Malgré sa basse latitude, la Serbie n’est pas aussi tempérée qu’il semble permis de le supposer. En hiver, le thermomètre descend à 20 degrés et s’élève par momens en été au-dessus de 33 degrés. Toutefois, le pays est sain, magnifique d’aspect, avec son horizon de montagnes aux cimes bleuâtres, ses profondes ravines toujours verdoyantes et ses torrens qui, sans interruption, se jettent en grondant dans la Save et la Morava. Quand, du haut du Roudnik, on peut assister à un lever de soleil, rien n’est plus saisissant que le spectacle de la naissante lumière de l’astre refoulant au loin les blanches vapeurs du matin, jetant un reflet d’or sur le feuillage des forêts, éclairant de nombreux villages d’où sortent des pâtres, des laboureurs, de blondes jeunes filles serbes au bonnet grec écarlate.

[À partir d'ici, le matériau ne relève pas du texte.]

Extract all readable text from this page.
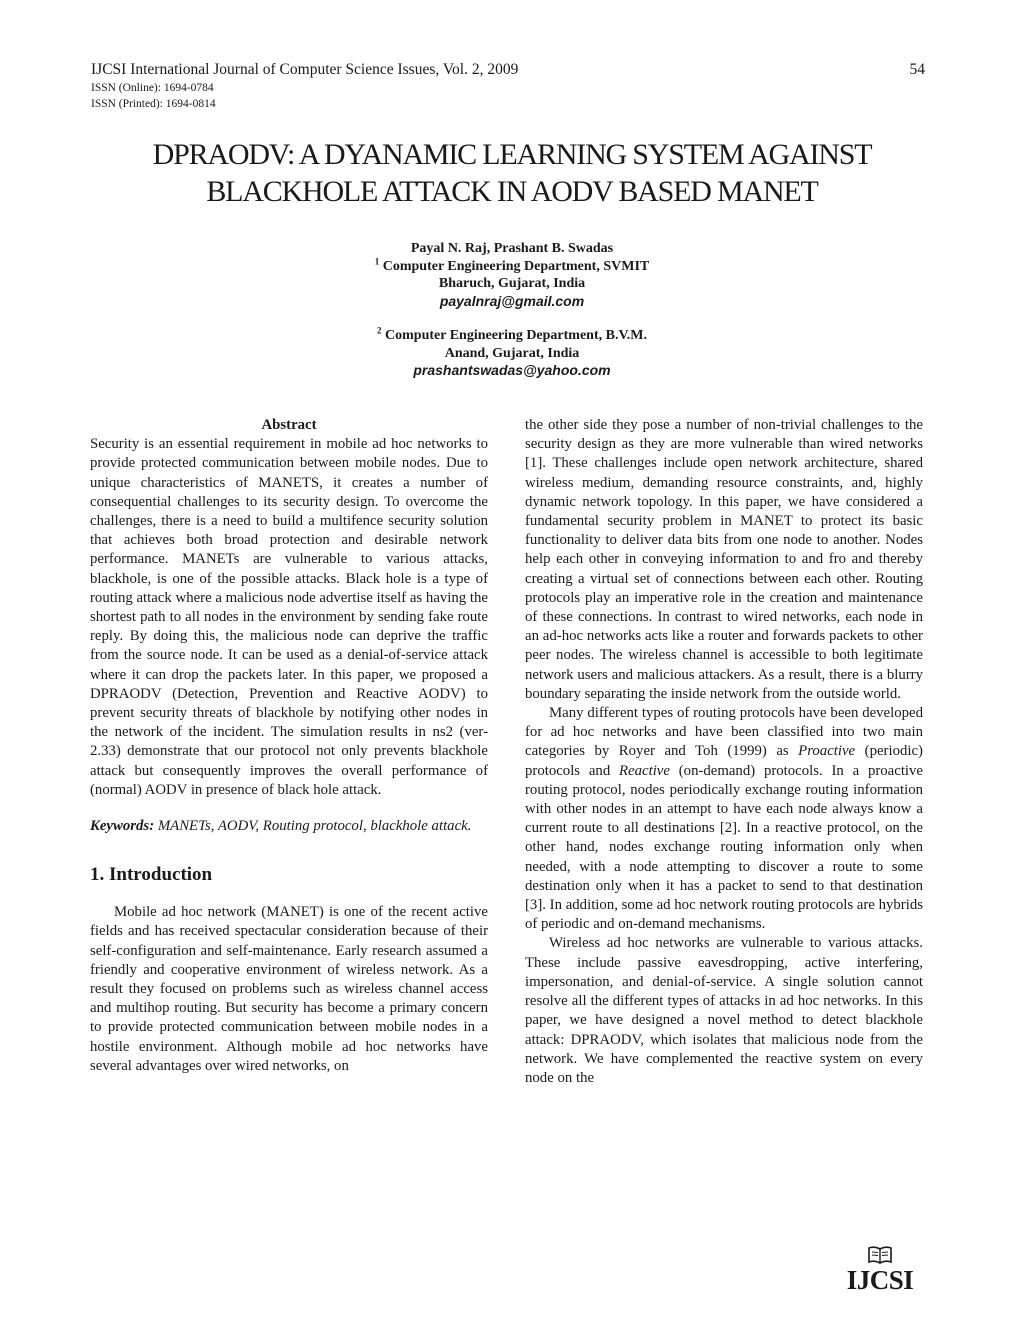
IJCSI International Journal of Computer Science Issues, Vol. 2, 2009	54
ISSN (Online): 1694-0784
ISSN (Printed): 1694-0814
DPRAODV: A DYANAMIC LEARNING SYSTEM AGAINST
BLACKHOLE ATTACK IN AODV BASED MANET
Payal N. Raj, Prashant B. Swadas
$^1$ Computer Engineering Department, SVMIT
Bharuch, Gujarat, India
payalnraj@gmail.com
$^2$ Computer Engineering Department, B.V.M.
Anand, Gujarat, India
prashantswadas@yahoo.com
Abstract

Security is an essential requirement in mobile ad hoc networks to provide protected communication between mobile nodes. Due to unique characteristics of MANETS, it creates a number of consequential challenges to its security design. To overcome the challenges, there is a need to build a multifence security solution that achieves both broad protection and desirable network performance. MANETs are vulnerable to various attacks, blackhole, is one of the possible attacks. Black hole is a type of routing attack where a malicious node advertise itself as having the shortest path to all nodes in the environment by sending fake route reply. By doing this, the malicious node can deprive the traffic from the source node. It can be used as a denial-of-service attack where it can drop the packets later. In this paper, we proposed a DPRAODV (Detection, Prevention and Reactive AODV) to prevent security threats of blackhole by notifying other nodes in the network of the incident. The simulation results in ns2 (ver-2.33) demonstrate that our protocol not only prevents blackhole attack but consequently improves the overall performance of (normal) AODV in presence of black hole attack.

Keywords: MANETs, AODV, Routing protocol, blackhole attack.

1. Introduction

Mobile ad hoc network (MANET) is one of the recent active fields and has received spectacular consideration because of their self-configuration and self-maintenance. Early research assumed a friendly and cooperative environment of wireless network. As a result they focused on problems such as wireless channel access and multihop routing. But security has become a primary concern to provide protected communication between mobile nodes in a hostile environment. Although mobile ad hoc networks have several advantages over wired networks, on

the other side they pose a number of non-trivial challenges to the security design as they are more vulnerable than wired networks [1]. These challenges include open network architecture, shared wireless medium, demanding resource constraints, and, highly dynamic network topology. In this paper, we have considered a fundamental security problem in MANET to protect its basic functionality to deliver data bits from one node to another. Nodes help each other in conveying information to and fro and thereby creating a virtual set of connections between each other. Routing protocols play an imperative role in the creation and maintenance of these connections. In contrast to wired networks, each node in an ad-hoc networks acts like a router and forwards packets to other peer nodes. The wireless channel is accessible to both legitimate network users and malicious attackers. As a result, there is a blurry boundary separating the inside network from the outside world.

Many different types of routing protocols have been developed for ad hoc networks and have been classified into two main categories by Royer and Toh (1999) as Proactive (periodic) protocols and Reactive (on-demand) protocols. In a proactive routing protocol, nodes periodically exchange routing information with other nodes in an attempt to have each node always know a current route to all destinations [2]. In a reactive protocol, on the other hand, nodes exchange routing information only when needed, with a node attempting to discover a route to some destination only when it has a packet to send to that destination [3]. In addition, some ad hoc network routing protocols are hybrids of periodic and on-demand mechanisms.

Wireless ad hoc networks are vulnerable to various attacks. These include passive eavesdropping, active interfering, impersonation, and denial-of-service. A single solution cannot resolve all the different types of attacks in ad hoc networks. In this paper, we have designed a novel method to detect blackhole attack: DPRAODV, which isolates that malicious node from the network. We have complemented the reactive system on every node on the

IJCSI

Il y a peu de cours d’eau longtemps navigables en Serbie, à l’exception, bien entendu, de la Save et du Danube. La Grande-Morava, qui reçoit de nombreux affluens et qui est formée, ainsi que nous l’avons dit, de la Morava serbe et de la Morava bulgare, traverse en entier la Serbie. La Morava serbe prend sa source à l’ouest, et s’échappe de la gorge sauvage qui sépare les monts Kablar et Owtschar ; la Morava bulgare sort des vastes marais qui, au sud, s’étendent au pied de la montagne Tarnagura, non loin du fameux champ de bataille de Kossovo ou champ des Merles, là, où, en 1389, s’effondra l’empire de la vieille Serbie. La jonction des deux rivières se fait à Stalatatsch.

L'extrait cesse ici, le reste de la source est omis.